Si me refiero a todas esas máscaras de Fausto es porque,
recientemente, quedaron integradas en un curso que realicé en la
universidad y que, al menos para mí, resultó de lo más aleccionador.
Participaban en el curso estudiantes de media docena de nacionalidades
distintas y de edades comprendidas entre los 25 y los 40 años. Después
de seguir la trayectoria del mito de Fausto desde el Renacimiento hasta
el siglo pasado se suscitó la cuestión, probablemente, más importante:
¿cómo sería Fausto en la actualidad, es decir, cómo es el arquetipo de
nuestra época? Esta pregunta iba, naturalmente, acompañada por otra:
¿quién es, o qué es, Mefistófeles en nuestro tiempo?
Por las respuestas de los estudiantes, que en general poseían una
gran capacidad autocrítica, podía deducirse que el Fausto de hoy día es
un ser vacilante, ambiguo, que se balancea entre pesos contrapuestos. En
el platillo de la positividad pesaba la flexibilidad, la falta de
dogmatismo, la libertad en la toma de posiciones sin un adoctrinamiento
previo, ni ideológico, ni religioso, ni político; en el platillo de la
negatividad, por el contrario, pesaba un exceso de pragmatismo, una
apatía difícil de superar, un agobiante utilitarismo de las sensaciones.
De hacer caso a estas opiniones, el Fausto de hoy, el Fausto que somos,
sería un ser inmerso en la contradicción, notablemente preparado para
actuar libremente, pero imbuido de un espíritu apático que le hace
desinteresarse por todo aquello que excede a lo inmediato.
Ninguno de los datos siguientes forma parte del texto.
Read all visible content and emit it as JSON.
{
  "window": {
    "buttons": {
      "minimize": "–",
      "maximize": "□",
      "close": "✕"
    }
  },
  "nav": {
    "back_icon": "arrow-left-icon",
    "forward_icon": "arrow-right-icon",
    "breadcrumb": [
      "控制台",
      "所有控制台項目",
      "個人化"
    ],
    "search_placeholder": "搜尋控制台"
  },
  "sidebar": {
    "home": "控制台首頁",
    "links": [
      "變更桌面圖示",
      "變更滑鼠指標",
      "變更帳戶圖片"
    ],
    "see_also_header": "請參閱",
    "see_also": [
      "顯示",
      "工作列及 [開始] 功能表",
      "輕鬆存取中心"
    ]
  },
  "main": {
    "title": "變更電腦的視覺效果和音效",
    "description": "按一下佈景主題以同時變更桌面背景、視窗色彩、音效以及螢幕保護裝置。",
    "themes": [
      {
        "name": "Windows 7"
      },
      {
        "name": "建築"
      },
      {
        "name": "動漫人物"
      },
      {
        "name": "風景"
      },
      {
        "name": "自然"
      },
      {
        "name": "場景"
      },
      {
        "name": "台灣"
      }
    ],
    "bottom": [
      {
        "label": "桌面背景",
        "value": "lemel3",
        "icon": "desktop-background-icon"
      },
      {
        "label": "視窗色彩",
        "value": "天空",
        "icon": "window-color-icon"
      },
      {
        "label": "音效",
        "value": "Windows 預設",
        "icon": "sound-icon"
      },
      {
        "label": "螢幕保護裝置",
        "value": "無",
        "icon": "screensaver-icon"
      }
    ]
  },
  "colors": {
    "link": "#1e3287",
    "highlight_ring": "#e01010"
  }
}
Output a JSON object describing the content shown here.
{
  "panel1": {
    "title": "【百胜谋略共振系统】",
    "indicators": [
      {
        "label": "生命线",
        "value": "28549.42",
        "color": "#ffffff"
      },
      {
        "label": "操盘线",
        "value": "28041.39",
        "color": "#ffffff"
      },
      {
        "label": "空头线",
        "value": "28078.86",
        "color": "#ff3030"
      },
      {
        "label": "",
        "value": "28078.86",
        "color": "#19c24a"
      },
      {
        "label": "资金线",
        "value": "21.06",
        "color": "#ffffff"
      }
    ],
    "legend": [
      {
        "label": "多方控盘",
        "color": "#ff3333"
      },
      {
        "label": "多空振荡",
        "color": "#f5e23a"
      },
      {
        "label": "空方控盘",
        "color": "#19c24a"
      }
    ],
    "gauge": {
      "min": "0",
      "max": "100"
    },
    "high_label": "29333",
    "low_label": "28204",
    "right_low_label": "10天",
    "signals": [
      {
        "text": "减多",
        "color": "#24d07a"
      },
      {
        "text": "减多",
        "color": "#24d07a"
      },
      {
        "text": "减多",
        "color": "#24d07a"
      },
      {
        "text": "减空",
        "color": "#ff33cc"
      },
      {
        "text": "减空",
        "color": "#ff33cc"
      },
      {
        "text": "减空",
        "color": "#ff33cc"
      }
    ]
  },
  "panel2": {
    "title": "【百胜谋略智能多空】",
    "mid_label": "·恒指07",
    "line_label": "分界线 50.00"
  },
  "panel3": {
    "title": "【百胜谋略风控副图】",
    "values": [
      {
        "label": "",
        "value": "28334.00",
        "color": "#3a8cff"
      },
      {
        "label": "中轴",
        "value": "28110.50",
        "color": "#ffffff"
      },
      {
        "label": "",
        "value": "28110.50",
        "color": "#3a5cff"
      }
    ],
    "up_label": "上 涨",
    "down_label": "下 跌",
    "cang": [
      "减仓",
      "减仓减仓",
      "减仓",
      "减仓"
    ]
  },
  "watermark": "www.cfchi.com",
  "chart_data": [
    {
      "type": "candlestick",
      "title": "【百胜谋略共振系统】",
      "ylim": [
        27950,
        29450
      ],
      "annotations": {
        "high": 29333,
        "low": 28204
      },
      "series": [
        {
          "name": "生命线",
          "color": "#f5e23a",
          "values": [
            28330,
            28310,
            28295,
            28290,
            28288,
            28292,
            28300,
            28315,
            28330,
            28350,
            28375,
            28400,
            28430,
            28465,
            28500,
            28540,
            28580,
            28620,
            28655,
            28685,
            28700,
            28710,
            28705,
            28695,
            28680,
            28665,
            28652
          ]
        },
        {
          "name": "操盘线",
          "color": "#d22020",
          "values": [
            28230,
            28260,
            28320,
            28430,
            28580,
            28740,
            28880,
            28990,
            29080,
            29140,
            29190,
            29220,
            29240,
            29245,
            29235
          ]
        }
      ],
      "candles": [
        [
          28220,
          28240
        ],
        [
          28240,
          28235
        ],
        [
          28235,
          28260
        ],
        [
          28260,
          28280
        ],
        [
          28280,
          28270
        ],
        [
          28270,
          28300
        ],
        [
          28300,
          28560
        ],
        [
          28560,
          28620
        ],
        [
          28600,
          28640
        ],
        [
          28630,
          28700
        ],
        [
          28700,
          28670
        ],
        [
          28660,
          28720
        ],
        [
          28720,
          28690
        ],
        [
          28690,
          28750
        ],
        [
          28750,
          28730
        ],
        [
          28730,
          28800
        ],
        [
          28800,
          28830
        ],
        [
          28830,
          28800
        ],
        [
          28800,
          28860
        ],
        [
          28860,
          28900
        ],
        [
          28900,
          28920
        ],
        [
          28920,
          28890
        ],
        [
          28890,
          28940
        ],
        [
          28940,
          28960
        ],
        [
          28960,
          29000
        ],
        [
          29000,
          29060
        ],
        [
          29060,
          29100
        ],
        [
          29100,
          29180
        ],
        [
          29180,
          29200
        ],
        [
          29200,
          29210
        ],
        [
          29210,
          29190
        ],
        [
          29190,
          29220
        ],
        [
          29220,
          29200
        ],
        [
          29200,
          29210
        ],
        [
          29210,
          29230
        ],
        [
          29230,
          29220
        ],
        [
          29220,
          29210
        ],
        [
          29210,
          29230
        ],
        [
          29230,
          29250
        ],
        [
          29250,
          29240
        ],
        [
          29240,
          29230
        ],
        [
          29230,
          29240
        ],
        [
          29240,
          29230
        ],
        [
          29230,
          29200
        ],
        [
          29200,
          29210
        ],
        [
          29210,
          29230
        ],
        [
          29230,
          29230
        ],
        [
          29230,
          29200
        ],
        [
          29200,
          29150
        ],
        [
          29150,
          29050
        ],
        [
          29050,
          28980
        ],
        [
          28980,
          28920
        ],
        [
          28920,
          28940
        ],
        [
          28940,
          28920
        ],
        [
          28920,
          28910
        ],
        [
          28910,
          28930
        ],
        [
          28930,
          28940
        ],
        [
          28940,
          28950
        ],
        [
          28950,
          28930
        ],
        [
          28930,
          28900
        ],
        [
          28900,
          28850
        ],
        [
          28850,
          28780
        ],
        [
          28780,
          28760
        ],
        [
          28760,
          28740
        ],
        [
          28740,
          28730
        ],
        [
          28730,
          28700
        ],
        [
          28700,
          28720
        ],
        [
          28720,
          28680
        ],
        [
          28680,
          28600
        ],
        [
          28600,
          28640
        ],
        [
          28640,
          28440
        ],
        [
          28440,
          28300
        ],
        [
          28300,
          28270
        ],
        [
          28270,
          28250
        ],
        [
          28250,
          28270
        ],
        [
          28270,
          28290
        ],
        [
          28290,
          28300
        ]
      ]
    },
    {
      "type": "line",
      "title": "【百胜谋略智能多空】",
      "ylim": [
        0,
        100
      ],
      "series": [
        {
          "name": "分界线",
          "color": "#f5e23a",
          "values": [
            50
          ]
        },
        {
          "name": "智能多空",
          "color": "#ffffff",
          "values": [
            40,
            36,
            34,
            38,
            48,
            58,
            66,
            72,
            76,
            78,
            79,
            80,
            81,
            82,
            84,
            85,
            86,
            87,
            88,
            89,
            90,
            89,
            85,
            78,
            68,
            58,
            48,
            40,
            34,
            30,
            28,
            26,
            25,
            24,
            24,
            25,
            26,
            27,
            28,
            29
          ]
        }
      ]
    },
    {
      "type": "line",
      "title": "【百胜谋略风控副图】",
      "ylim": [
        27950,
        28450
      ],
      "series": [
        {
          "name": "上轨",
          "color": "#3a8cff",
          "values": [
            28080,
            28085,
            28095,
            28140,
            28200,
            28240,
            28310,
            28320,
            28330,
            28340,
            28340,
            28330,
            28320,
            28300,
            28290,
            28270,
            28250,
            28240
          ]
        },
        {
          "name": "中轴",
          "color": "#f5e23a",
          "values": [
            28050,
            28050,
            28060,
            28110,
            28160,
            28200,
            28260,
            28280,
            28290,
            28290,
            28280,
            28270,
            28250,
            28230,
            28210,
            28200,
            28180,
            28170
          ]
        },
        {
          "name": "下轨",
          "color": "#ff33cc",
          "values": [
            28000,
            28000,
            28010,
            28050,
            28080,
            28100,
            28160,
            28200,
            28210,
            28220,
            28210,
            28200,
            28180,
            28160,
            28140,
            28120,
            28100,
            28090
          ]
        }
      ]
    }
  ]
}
¿Y quién o qué es Mefistófeles? ¿Quién o qué excita a poseer las
sensaciones mientras aprisiona en la indiferencia pasional? Las
respuestas divergían: el capitalismo consumista, o el totalitarismo de
las nuevas tecnologías, o el hartazgo de los idealismos utópicos. Hubo
una respuesta más sutil y misteriosa: Mefistófeles somos nosotros cuando
renunciamos al conocimiento por la comodidad de la posesión.